Founded in 1907, DSP is a professional co-ed business fraternity. The FSC chapter, Delta Iota, started in 1957 with a focus on professional development, networking and philanthropic service.
“Anyone who is a business major is able to join, and our main goal is to help students develop professionally,” said Ben Greenman, former DSP president and current member.
The chapter hosts several fundraisers and community service events, ranging from cleaning up lakes to collecting canned goods for hurricane victims.
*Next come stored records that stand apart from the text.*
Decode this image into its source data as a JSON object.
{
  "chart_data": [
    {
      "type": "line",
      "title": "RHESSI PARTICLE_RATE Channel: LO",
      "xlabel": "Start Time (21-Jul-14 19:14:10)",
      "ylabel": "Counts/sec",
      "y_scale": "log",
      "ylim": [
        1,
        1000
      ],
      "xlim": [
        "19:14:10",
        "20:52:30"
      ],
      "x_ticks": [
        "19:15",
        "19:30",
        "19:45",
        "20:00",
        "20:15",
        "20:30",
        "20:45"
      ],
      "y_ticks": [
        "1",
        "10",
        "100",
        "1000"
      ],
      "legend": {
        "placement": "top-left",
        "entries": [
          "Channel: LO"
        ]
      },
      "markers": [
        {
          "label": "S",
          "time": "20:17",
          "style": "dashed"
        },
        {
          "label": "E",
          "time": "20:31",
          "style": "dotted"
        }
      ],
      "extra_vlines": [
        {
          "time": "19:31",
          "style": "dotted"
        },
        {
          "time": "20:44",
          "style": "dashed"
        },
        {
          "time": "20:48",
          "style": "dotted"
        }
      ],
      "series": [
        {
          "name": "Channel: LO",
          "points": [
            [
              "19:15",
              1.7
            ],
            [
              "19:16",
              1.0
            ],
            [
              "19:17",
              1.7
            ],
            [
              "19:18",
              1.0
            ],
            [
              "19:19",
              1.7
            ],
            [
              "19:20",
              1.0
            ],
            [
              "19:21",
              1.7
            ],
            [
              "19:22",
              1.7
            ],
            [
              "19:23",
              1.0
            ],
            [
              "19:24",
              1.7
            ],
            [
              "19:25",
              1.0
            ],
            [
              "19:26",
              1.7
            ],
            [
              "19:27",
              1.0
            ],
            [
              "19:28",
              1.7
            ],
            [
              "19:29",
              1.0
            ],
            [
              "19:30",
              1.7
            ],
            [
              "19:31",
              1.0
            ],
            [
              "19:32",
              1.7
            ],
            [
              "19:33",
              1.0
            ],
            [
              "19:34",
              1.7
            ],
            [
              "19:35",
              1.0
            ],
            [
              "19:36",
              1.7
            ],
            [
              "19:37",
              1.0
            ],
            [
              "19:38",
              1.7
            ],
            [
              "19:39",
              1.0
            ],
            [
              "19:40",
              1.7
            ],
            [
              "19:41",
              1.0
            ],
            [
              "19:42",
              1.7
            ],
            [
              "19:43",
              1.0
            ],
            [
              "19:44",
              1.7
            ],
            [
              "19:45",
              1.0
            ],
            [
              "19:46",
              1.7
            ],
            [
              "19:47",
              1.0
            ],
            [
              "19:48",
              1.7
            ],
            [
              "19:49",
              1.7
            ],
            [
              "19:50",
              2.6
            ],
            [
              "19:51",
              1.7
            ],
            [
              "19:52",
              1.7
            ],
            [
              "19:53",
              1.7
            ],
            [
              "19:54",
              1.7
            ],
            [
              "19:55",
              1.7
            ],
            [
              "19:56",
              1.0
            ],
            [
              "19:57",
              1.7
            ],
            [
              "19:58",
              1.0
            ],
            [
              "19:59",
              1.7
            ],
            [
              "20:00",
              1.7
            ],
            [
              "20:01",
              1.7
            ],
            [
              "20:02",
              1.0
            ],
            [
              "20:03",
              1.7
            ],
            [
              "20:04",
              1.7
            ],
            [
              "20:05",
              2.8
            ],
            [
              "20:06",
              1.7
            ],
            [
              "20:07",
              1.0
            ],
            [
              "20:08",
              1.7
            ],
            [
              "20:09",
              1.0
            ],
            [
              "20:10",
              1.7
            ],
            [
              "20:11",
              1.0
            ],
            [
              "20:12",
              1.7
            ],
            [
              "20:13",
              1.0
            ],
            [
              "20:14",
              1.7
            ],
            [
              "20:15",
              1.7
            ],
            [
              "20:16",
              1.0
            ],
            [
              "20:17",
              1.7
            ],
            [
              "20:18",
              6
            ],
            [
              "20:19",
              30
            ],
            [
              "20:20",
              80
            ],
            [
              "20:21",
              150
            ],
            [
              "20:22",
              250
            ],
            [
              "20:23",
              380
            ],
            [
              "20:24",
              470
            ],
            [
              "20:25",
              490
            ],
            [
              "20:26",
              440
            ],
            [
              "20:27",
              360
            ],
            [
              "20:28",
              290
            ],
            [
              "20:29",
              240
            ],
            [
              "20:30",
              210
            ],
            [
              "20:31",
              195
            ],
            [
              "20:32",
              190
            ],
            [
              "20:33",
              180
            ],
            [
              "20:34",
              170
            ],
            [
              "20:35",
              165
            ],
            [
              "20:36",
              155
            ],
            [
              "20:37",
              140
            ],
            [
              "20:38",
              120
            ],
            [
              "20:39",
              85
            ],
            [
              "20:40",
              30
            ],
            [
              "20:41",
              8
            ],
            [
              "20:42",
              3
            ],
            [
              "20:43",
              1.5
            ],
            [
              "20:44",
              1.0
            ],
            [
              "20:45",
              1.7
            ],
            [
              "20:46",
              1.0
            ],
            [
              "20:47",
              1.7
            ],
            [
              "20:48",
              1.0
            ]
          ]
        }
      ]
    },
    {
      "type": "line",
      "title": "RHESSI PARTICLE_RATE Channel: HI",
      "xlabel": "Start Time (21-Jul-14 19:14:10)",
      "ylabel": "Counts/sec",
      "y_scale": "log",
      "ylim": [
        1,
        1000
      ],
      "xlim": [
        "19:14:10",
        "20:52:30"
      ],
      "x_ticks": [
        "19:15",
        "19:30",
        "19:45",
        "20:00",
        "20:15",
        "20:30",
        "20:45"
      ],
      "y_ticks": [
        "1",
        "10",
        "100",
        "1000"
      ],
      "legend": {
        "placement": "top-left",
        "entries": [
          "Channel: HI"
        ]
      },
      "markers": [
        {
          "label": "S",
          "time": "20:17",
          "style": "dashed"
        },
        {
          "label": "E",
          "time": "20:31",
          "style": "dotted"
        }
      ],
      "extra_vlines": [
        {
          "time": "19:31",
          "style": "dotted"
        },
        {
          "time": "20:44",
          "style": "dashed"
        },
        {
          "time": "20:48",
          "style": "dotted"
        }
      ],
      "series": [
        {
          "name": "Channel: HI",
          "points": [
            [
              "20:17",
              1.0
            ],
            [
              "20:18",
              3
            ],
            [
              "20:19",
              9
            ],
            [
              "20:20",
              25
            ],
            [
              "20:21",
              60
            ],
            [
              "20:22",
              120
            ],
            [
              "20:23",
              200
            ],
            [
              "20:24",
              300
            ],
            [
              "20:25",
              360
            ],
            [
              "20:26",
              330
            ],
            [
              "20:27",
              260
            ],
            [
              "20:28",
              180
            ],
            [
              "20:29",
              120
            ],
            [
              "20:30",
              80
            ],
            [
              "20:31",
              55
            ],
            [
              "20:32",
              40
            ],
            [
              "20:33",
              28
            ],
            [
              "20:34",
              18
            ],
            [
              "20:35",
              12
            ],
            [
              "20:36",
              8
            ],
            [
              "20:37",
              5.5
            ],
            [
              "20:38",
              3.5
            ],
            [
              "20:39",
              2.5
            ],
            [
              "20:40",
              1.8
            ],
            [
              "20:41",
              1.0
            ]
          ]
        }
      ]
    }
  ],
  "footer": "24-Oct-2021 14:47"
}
Partnered with the Ronald McDonald House Charities, DSP ensures their brothers have opportunities to be both charitable and professional.
“We like to be philanthropic and also have a sense of brotherhood and social aspect on top of all of our professional development,” said Greenman.
The 80 members of the chapter give back to their community through service and donations.
“It has also been a semester filled with fun, service and giving,” said Chapter President Alex Blankenship in a School of Business newsletter. “We raised over 100 canned foods as part of a holiday drive for hurricane victims. We packed over 200 SnackPacks for Ronald McDonald House in Tampa. We also collected toys for local toy drives at our holiday party.”
Both DSP and Enactus are hosting events soon for fundraising and recruiting, including making dog toys for shelters and selling Krispy Kreme doughnuts.